Optica is at the very least a community. For some, the experience is so intimate that it might even be considered a family. The health of a community—or a family—is at least in part determined by the health of the individual members. But I would argue it’s more than that. The community itself can be strong or weak, vibrant or flaccid, alive or dead. And surely its health is also indicated by its external impact. Strong communities make a difference to people outside of the community.
I am excited to play a part in continuously improving the health of the Optica community. But how can we tell whether our health is improving or not? Peter Drucker said, “If you can’t measure it, you can’t improve it.” In optics, our minds immediately go to the frustration we would feel trying to polish a lens or mirror without a good test plate or Fizeau interferometer.

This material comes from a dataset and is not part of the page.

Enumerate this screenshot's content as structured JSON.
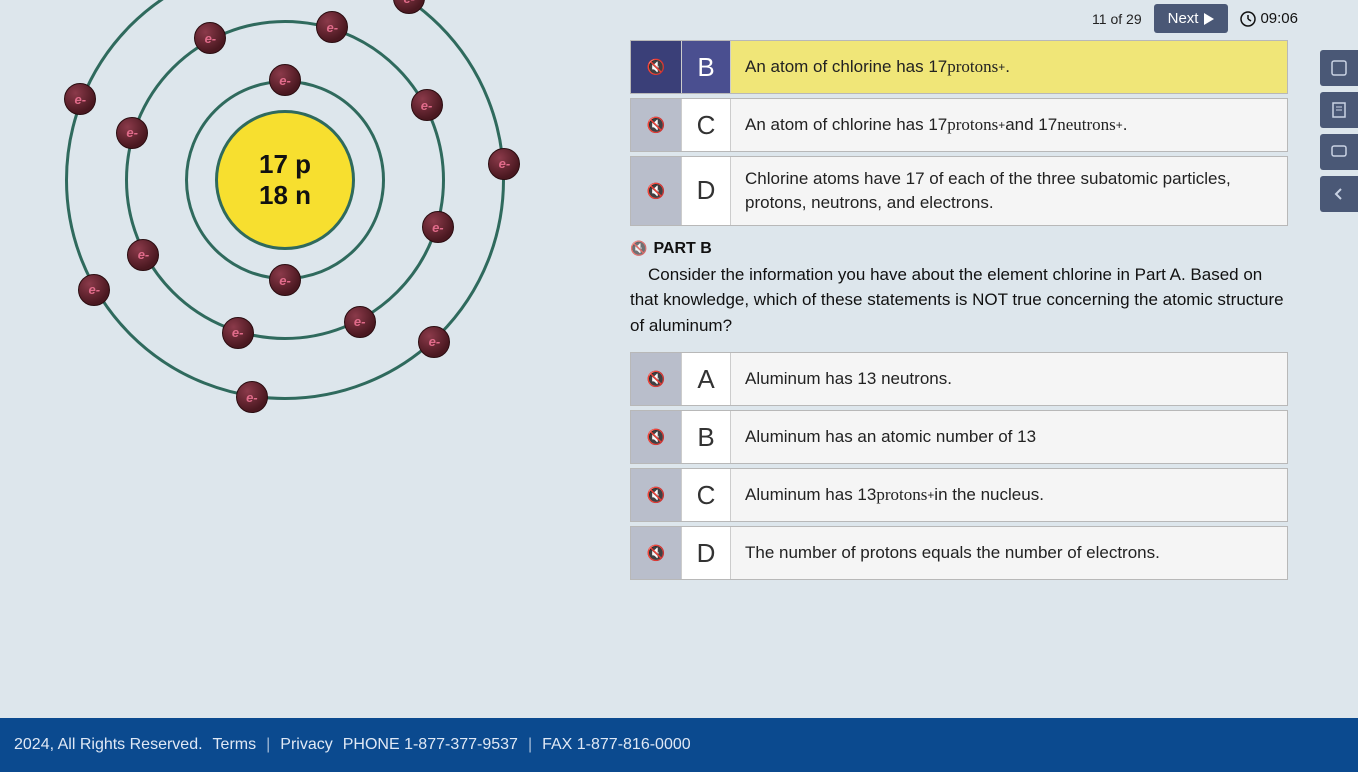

Measuring the health of a business is pretty straightforward. Financial metrics rule. You’ve got to see growth of both the top line (revenue) and the bottom line (profit). Growth of revenue without profit is useless. And growth of profit without revenue is almost never sustainable.
But what about measuring the health of Optica? What metrics should we focus on? For a community like ours, I believe the membership count is like revenue, and the impact we have is like profit. Just as revenue growth is a no-brainer for businesses, so is membership growth for Optica. If we’re not adding to our numbers, we’re probably not as healthy as we should be.
Impact, or the bottom line, is a little more subtle. Impact should be measurable for each of the three beneficiaries of a healthy community listed above: the individual members, the community itself and people outside of the community.
Are Optica members truly benefiting from Optica? Are their careers advancing more rapidly? Are they learning new things, and being inspired to develop, invent and create new ideas, theories or products?
How about the community itself? Are we connecting more globally than ever before? Are we growing more intimate? Are we blurring the lines that seem to be naturally drawn by geographic borders, gender and professional affiliation—or even making them transparent?
Finally, how is Optica impacting society outside of our community? Are we making it easier for great science to be done that will benefit people for generations to come? Are we facilitating the creation of great companies and helping established companies to thrive?
I am eager to work with Optica leaders, staff and members to refine the metrics for improving the health of our society. Having served on Optica’s Board of Directors, several councils including OIDA, several awards committees, and several conference committees, and having co-chaired a number of Optica conferences, including FiO-LS and OFC, I believe I have the experience to find new and more effective ways to review and assess these metrics, and to set the right priorities which enable us to act on what we’ve learned.